So, I woke up this morning from fruitless dreams and turned to my computer, the modern's version of the morning newspaper. I was drawn over the initial cup of coffee to Facebook because I had a mysterious friend request. And I sat there, sipping coffee, staring into this person's face, trying to rack my memory for where our paths might have crossed.
The name sounded familiar. But I just couldn't connect name and face to anything that might have happened to me. And then, in a flash of understanding, in one of those moments in which all the elements of a problem arrange themselves and stop looking like a problem at all, I realized it. Facebook says it best: "You went to high school with this person."
Now, to understand how strange this is to me, maybe you need to know a little bit of my history. I moved around a lot - I spent the first chunk of education in Oregon, then had some middle school in Chicago, and split my high-schooling between Oxford, England and Canberra, Australia. I have never kept in good touch with my old friends. I think of them sometimes, but for the most part I recollect only a mass of faceless people and a feeling that I cannot name. And I know that feeling and those people used to mean the world to me. And now... they could, if I remembered just a little less harder, be nothing.

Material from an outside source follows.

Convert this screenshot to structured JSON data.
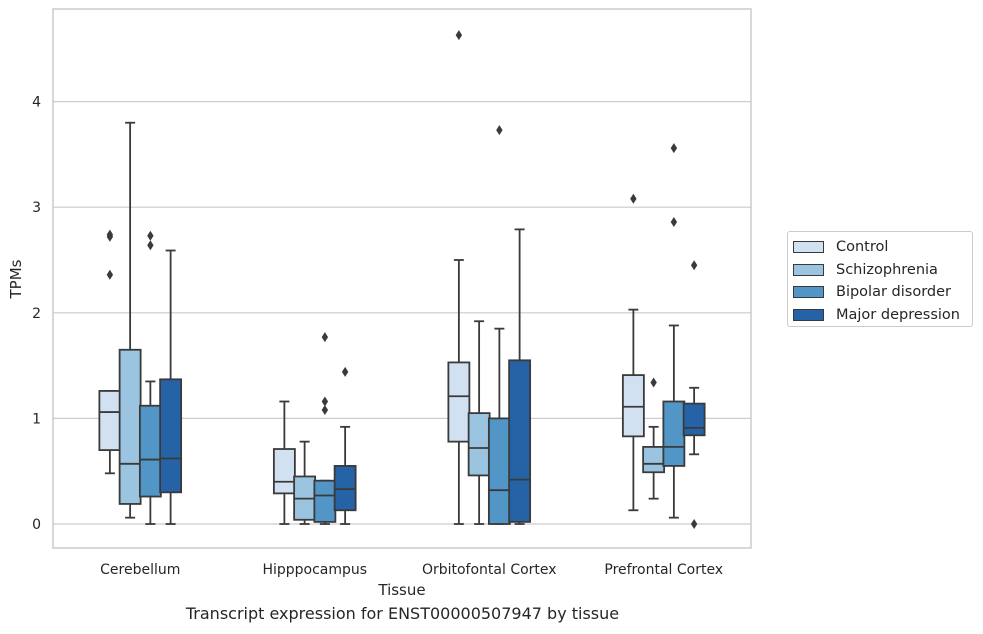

But this Facebook picture is like a small tear in a fabric that's been covering all these memories of high school - and out of the tear peeks a glint of light, of understanding. I page through the faces of her friends... and about one in ten are people whose names I barely remember - but who I begin to remember, people who are not exactly strangers, but who nonetheless I just do not know. Each little picture is a person. I think: would they remember me? were they my friend? my enemy? what? And the picture remains silent. But with each face, the little tear in the fabric that's been covering my memories grows a bit bigger.
But the bedrock of memory beneath the fabric is never completely revealed. All I get are little glimpses of it. Those glimpses grow bigger as I think more: I begin to be able to remember old friends' names, maybe a flash of a gesture, a voice; but in the end, that forgetful fabric recovers these bursts of understanding, and I am left staring at a lineup of strangers once again.
But why do I even want to remember high school? High school sucked. I sucked in high school. I don't want to go back to high school - mostly, in high school, I thought about how much I hated everything and everyone and wanted to leave. So why, this morning, looking at the faces of people who make me remember that suffering, am I feeling like I have just solved a puzzle about myself?
This nostalgia is a way of communing with my past, of going back to the disused altar of my memory and worshiping again the dead gods whose names I barely remember and can hardly pronounce. It is a solipsistic worship - I worship a past who no one else remembers, with prayers no one else will intone. And then end result: a couple new friends on my Facebook profile, and the glimmer of a feeling that I might - if I tried hard enough - look back at the past and understand the changes that passed over me, make worthwhile all of the dim memories. Maybe I will send an e-mail to an old friend and figure out where they are, and what they're doing. Who knows, maybe, sometime in life - we'll have a coffee together.
But not yet. I click 'Add to friend' - a small benediction.